Asked whether his conversations with Hillary Rodham Clinton might be protected by such executive privilege, an exasperated Mr. Clinton said, "I don't know," and referred questions to his lawyers in Washington, 7,000 miles away.

Another White House reporter asked whether he was glad to be out of Washington for nearly two weeks to escape his legal woes. The president said, "Well, I'm glad to be doing the business of the United States and the people."

As the president tours Ugandan villages Tuesday, a Washington grand jury resumes its investigation into allegations of perjury and obstruction of justice against the president. This is the first time the jury has met since Thursday, when White House efforts to invoke executive privilege were made public.

Sources familiar with the investigation said Monday the White House may rely on two court rulings to bolster its claims that Mrs.

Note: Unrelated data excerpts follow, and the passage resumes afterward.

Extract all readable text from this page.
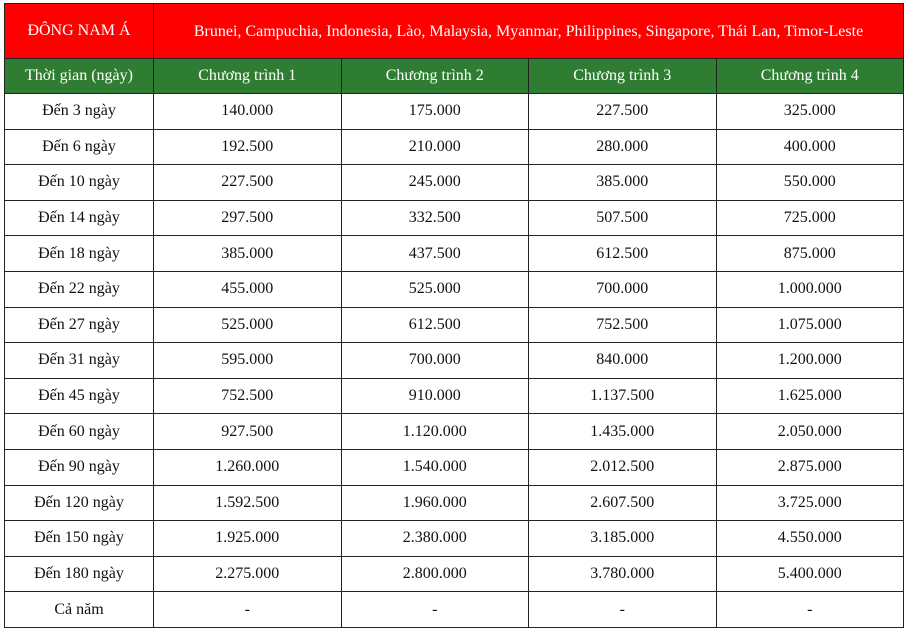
ĐÔNG NAM Á	Brunei, Campuchia, Indonesia, Lào, Malaysia, Myanmar, Philippines, Singapore, Thái Lan, Timor-Leste			
Thời gian (ngày)	Chương trình 1	Chương trình 2	Chương trình 3	Chương trình 4
Đến 3 ngày	140.000	175.000	227.500	325.000
Đến 6 ngày	192.500	210.000	280.000	400.000
Đến 10 ngày	227.500	245.000	385.000	550.000
Đến 14 ngày	297.500	332.500	507.500	725.000
Đến 18 ngày	385.000	437.500	612.500	875.000
Đến 22 ngày	455.000	525.000	700.000	1.000.000
Đến 27 ngày	525.000	612.500	752.500	1.075.000
Đến 31 ngày	595.000	700.000	840.000	1.200.000
Đến 45 ngày	752.500	910.000	1.137.500	1.625.000
Đến 60 ngày	927.500	1.120.000	1.435.000	2.050.000
Đến 90 ngày	1.260.000	1.540.000	2.012.500	2.875.000
Đến 120 ngày	1.592.500	1.960.000	2.607.500	3.725.000
Đến 150 ngày	1.925.000	2.380.000	3.185.000	4.550.000
Đến 180 ngày	2.275.000	2.800.000	3.780.000	5.400.000
Cả năm	-	-	-	-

Clinton and her aides should be shielded by executve privilege.

One source, speaking on condition of anonymity, said the White House has always maintained that Mrs. Clinton has been a frequent adviser to her husband, and "that is true here as well."

One of Mrs. Clinton's advisers, Sidney Blumenthal, was among two presidential aides who have refused some of prosecutor's questions on executive privilege grounds. Sources have said the White House formally invoked the privilege in court filings last week, although the proceeding was under court seal.

White House officials declined comment late Monday on the reports involving Mrs. Clinton. Likewise, they have not confirmed on the record that executive privilege has been claimed in the case at all.

In making the legal claim that the privilege should be extended to cover any conversations in which the first lady was present, the White House may stand on two court decision from earlier Clinton controversies one giving Mrs. Clinton government status and the other thaextended the privilege generically to "presidential advisers."

In 1993, a federal judge ruled that Mrs. Clinton had to be considered a "de facto official" of the federal government because of her extensive role in overseeing the president's failed health care initiative.

Presidential lawyers also are likely to draw from an appeals court decision unsealed last year involving Clinton's attempt to shield the release of some information in the investigation of former Agriculture Secretary Mike Espy by claiming executive privilege.

In that ruling, the court held that even conversations between two presidential advisers, away from the president, could be covered by executive privilege if the discussion involved formulating advice to the president.

"We believe, therefore, that the public interest is best served by holding that communications made by presidential advisers in the course of preparing advice for the president come under the presidential communications privilege, even when these communications are not made directly to the president," the court ruled.